Molte trasformazioni che avvengono all’interno del nostro organismo sono mediate da particolari proteine dette enzimi che hanno il compito di favorire certe reazioni agendo da catalizzatori. Molti di questi enzimi grazie alla particolare forma che acquisiscono in certe condizioni sono in grado di discriminare un enantiomero rispetto ad un altro. Questo ha grandi risvolti, per esempio in campo farmaceutico. Un caso molto noto è quello del Talidomide. Si tratta di un farmaco venduto prevalentemente negli anni cinquanta in molti paesi sotto diversi nomi commerciali; il farmaco risultava molto più efficace rispetto agli altri presenti sul mercato e agiva come sedativo e antinausea. Era rivolto, dunque, tra gli altri, alle donne in gravidanza. Nel 1961 fu ritirato dal commercio poiché ci si accorse che le donne che in gravidanza avevano fatto uso di tale farmaco mettevano al mondo bambini con gravi problematiche congenite. Andando al di là della polemica sulla sicurezza dei farmaci, quello che in questa sede più ci interessa sono gli studi successivi che hanno evidenziato come un enantiomero della molecola può essere utilizzato senza rischi anche dalle donne incinta, mentre l’altro enantiomero ha un effetto teratogenico.

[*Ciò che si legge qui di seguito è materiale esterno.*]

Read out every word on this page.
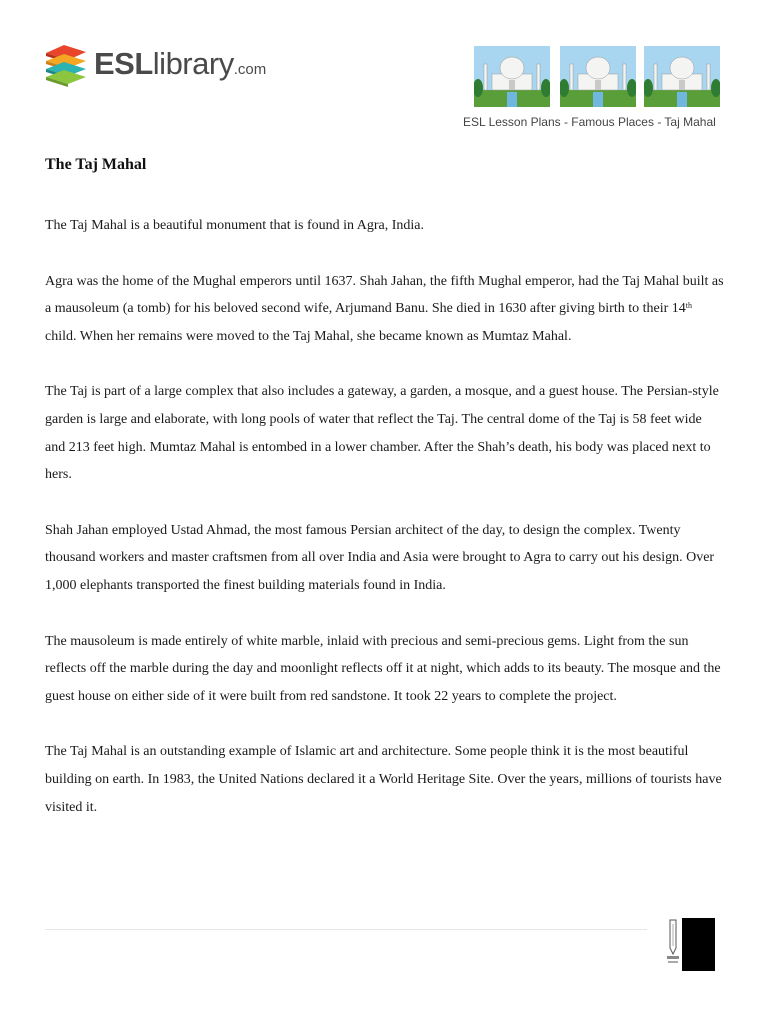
ESLlibrary.com
ESL Lesson Plans - Famous Places - Taj Mahal
The Taj Mahal

The Taj Mahal is a beautiful monument that is found in Agra, India.

Agra was the home of the Mughal emperors until 1637. Shah Jahan, the fifth Mughal emperor, had the Taj Mahal built as a mausoleum (a tomb) for his beloved second wife, Arjumand Banu. She died in 1630 after giving birth to their 14th child. When her remains were moved to the Taj Mahal, she became known as Mumtaz Mahal.

The Taj is part of a large complex that also includes a gateway, a garden, a mosque, and a guest house. The Persian-style garden is large and elaborate, with long pools of water that reflect the Taj. The central dome of the Taj is 58 feet wide and 213 feet high. Mumtaz Mahal is entombed in a lower chamber. After the Shah’s death, his body was placed next to hers.

Shah Jahan employed Ustad Ahmad, the most famous Persian architect of the day, to design the complex. Twenty thousand workers and master craftsmen from all over India and Asia were brought to Agra to carry out his design. Over 1,000 elephants transported the finest building materials found in India.

The mausoleum is made entirely of white marble, inlaid with precious and semi-precious gems. Light from the sun reflects off the marble during the day and moonlight reflects off it at night, which adds to its beauty. The mosque and the guest house on either side of it were built from red sandstone. It took 22 years to complete the project.

The Taj Mahal is an outstanding example of Islamic art and architecture. Some people think it is the most beautiful building on earth. In 1983, the United Nations declared it a World Heritage Site. Over the years, millions of tourists have visited it.
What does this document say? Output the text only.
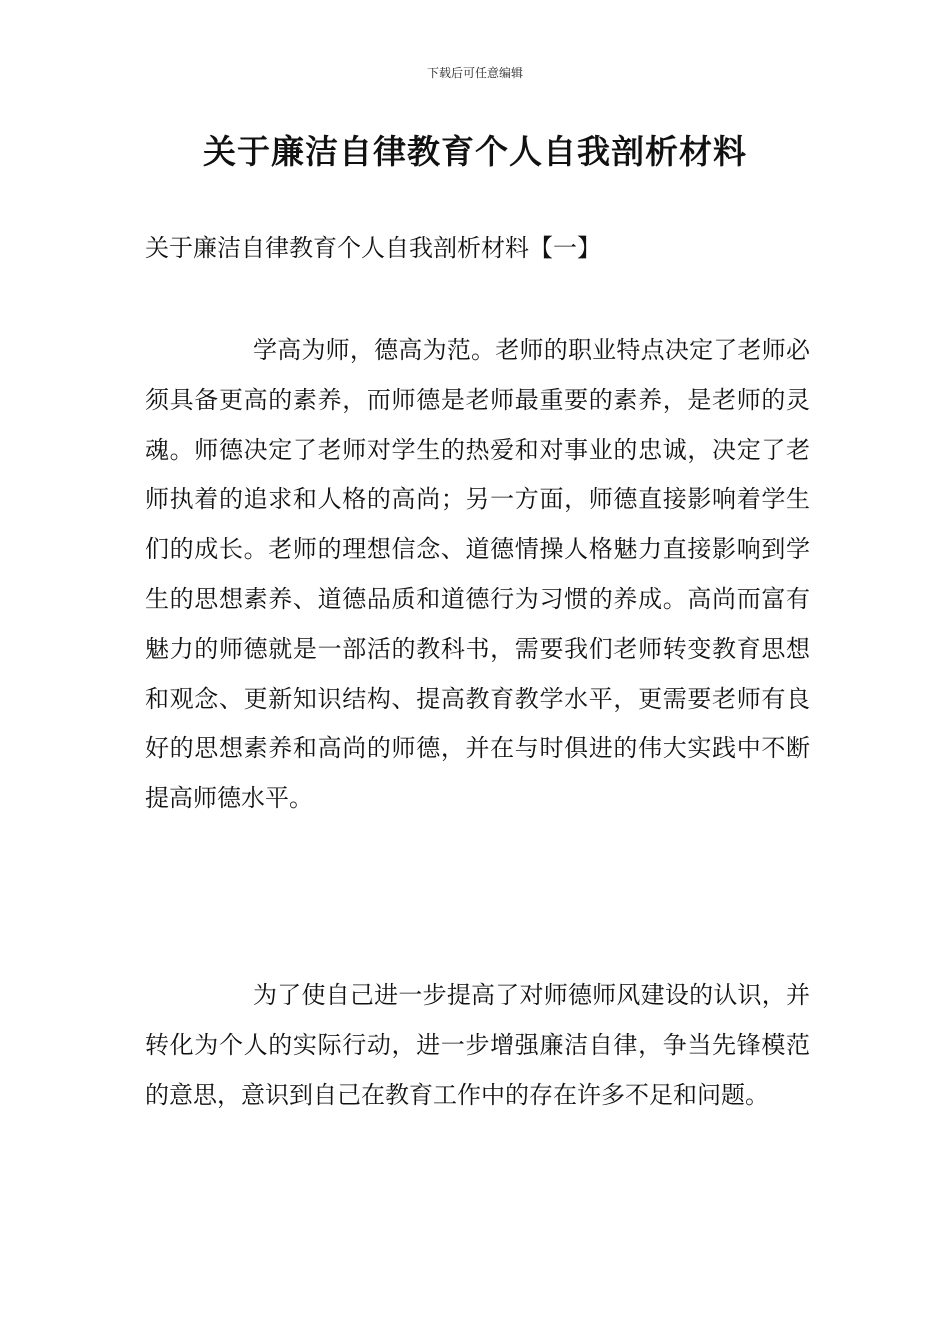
下载后可任意编辑
关于廉洁自律教育个人自我剖析材料
关于廉洁自律教育个人自我剖析材料【一】

学高为师，德高为范。老师的职业特点决定了老师必须具备更高的素养，而师德是老师最重要的素养，是老师的灵魂。师德决定了老师对学生的热爱和对事业的忠诚，决定了老师执着的追求和人格的高尚；另一方面，师德直接影响着学生们的成长。老师的理想信念、道德情操人格魅力直接影响到学生的思想素养、道德品质和道德行为习惯的养成。高尚而富有魅力的师德就是一部活的教科书，需要我们老师转变教育思想和观念、更新知识结构、提高教育教学水平，更需要老师有良好的思想素养和高尚的师德，并在与时俱进的伟大实践中不断提高师德水平。

为了使自己进一步提高了对师德师风建设的认识，并转化为个人的实际行动，进一步增强廉洁自律，争当先锋模范的意思，意识到自己在教育工作中的存在许多不足和问题。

Un esempio questo che più di ogni altro mette in evidenza l’importanza della chiralità e dei suoi effetti: molecole che si presentano come l’una l’immagine speculare dell’altra riescono ad avere effetti enormemente ed in questo caso drammaticamente diversi.
A questo punto potremmo pensare che il chimico che deve sintetizzare un composto chirale possa mettere a punto una sintesi che consente la preparazione di entrambi gli enantiomeri e alla fine separare i due. Questo tipo di approccio presenta due grosse difficoltà: una di natura chimica, l’altra di natura economica.
Separare due enantiomeri, non è cosa semplice: si tratta di due molecole che hanno stesse proprietà fisiche e chimiche e dunque non possono essere separate mediante una distillazione o una cristallizzazione; inoltre se si preparano due enantiomeri e soltanto uno è il prodotto desiderato vuol dire che l’altro sarà buttato il che significa grosso spreco di reattivi, solventi, quindi soldi. Allo stesso tempo è bene sapere che esistono tecniche che consentono la separazione degli enantiomeri; ciò che accomuna tutte le tecniche è l’interazione tra gli enantiomeri da separare ed un’altra specie chirale sfruttando così la caratteristica che differenzia gli enantiomeri. Può essere, per esempio effettuata una cromatografia con fase fissa chirale, oppure può essere effettuata una vera reazione tra i due enantiomeri e un’altra sostanza chirale e poi separarli con tecniche comuni.
Da questa considerazione nasce la necessità di mettere a punto una serie di metodologie che consentano la sintesi selettiva di uno solo dei possibili enantiomeri, sorge così la sintesi asimmetrica.